RDP 2015-05: The Social Costs of Currency Counterfeiting 2. Counterfeiting and Confidence

Counterfeiting can affect the demand for currency through a loss of confidence in the use of currency. For example, counterfeiting can affect a currency's functions as a store of value and a medium of exchange. It is the perception of risk that affects confidence. Confidence weakens if the public perceives that there is a greater risk that they could unknowingly accept a counterfeit as payment. For example, heightened media coverage of counterfeiting activity could increase the perceived risk of counterfeiting, even if the level of counterfeiting activity is low.

The idea that confidence weakens with perceived risk has been established in theoretical literature on counterfeiting. A striking finding in search-theory models has been that the threat of counterfeiting can, in the extreme, eliminate the use of currency altogether (Nosal and Wallace 2007; Li and Rocheteau 2011; Shao 2013). These models have only two types of money: genuine fiat money and counterfeits. A deterioration of the use of currency can have an impact on output and welfare. The threat of counterfeiting in these models materialises through low production costs of counterfeits and their effect on the steady state of the economy. Low production costs (for a given quality of counterfeiting) can affect the equilibrium outcome even in the absence of counterfeiting. For example, Li and Rocheteau (2011) find that the threat of counterfeiting can affect the value and velocity of money, as well as output and welfare, even when counterfeits do not actually circulate. Moreover, Monnet (2005) suggests that counterfeiting can be inflationary if the production costs of counterfeiting are low enough.

Another insight into the effects of counterfeiting on confidence is drawn from the canonical model of money as a medium of exchange (Kiyotaki and Wright 1993). Kiyotaki and Wright show that a ‘tipping point’ can materialise where currency will be abandoned in favour of other payment mechanisms. This implies that at sufficiently high levels of counterfeiting activity, it is possible that the public could abandon the currency altogether, or at least particular denominations.

The literature on the economics of crime and punishment offers insights into the optimal public policy response to counterfeiting activity (see Becker (1968)). For example, one way to think of an individual's decision to produce counterfeits is as a trade-off between the expected benefits and the expected costs from production. In this simple stylised framework, one could think of a counterfeiter's expected costs as the probability of detection multiplied by the size of the punishment if caught, plus production costs. A counterfeiter's expected benefits could be thought of as the probability of avoiding detection multiplied by the notional value of counterfeits produced.

This framework suggests that measures taken to increase the expected costs or decrease the expected benefits of counterfeiting will lower the incidence of counterfeiting. Increasing the probability of detection both increases the counterfeiter's expected costs and decreases the expected benefits. For example, issuing a new banknote series with harder-to-counterfeit security features would work to both raise the counterfeiter's production costs and increase the probability of detection. Public education campaigns also increase the probability of detection and are a critical communication strategy used in Australia. Finally, measures taken to increase the allocation of police resources to detect counterfeiting also act as a deterrent.
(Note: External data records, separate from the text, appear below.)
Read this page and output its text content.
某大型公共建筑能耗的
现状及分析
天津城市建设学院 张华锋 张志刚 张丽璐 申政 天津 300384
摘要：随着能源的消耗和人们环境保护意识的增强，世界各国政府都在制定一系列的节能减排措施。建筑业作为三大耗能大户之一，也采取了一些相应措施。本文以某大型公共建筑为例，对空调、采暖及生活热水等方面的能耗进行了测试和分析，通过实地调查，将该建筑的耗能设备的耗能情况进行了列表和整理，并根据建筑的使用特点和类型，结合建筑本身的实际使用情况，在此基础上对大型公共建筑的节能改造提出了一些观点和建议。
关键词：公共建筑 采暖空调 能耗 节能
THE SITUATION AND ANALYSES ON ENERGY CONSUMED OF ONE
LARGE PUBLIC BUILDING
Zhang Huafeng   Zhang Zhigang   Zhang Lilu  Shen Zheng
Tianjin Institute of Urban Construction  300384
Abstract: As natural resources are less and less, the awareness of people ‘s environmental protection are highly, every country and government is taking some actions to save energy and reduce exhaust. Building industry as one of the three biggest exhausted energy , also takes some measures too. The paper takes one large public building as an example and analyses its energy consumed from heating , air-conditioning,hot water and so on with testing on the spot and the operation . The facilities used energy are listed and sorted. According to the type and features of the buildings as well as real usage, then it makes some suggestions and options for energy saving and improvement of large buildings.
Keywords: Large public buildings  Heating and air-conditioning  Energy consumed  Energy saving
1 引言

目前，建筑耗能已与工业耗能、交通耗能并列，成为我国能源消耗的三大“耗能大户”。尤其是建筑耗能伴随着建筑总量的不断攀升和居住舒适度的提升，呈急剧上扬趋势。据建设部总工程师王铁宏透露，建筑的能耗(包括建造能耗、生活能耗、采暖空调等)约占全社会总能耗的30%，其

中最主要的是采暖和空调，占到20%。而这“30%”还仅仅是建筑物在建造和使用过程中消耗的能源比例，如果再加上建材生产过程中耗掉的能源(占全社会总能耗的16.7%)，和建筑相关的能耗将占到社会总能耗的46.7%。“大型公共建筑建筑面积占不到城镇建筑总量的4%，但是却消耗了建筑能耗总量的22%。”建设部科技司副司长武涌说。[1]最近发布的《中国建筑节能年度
Similar conclusions have also been made in the theoretical literature on counterfeiting. Kultti (1996) finds that counterfeiting does not occur in equilibrium if the probability of detection is high enough. Combinations of anti-counterfeiting efforts are found to be more effective in reducing counterfeiting than single measures (Fung and Shao 2011a). Quercioli and Smith (forthcoming) find that the maximum social costs of counterfeiting are lower when prevention efforts are greater. Green and Weber (1996) find that the introduction of a new banknote series can reduce counterfeiting activity and lower the level of law enforcement required to mitigate counterfeiting further. However, notwithstanding the large theoretical literature on counterfeiting, and some measures of the average levels of counterfeiting, there is almost no literature that attempts to quantify the social costs of counterfeiting.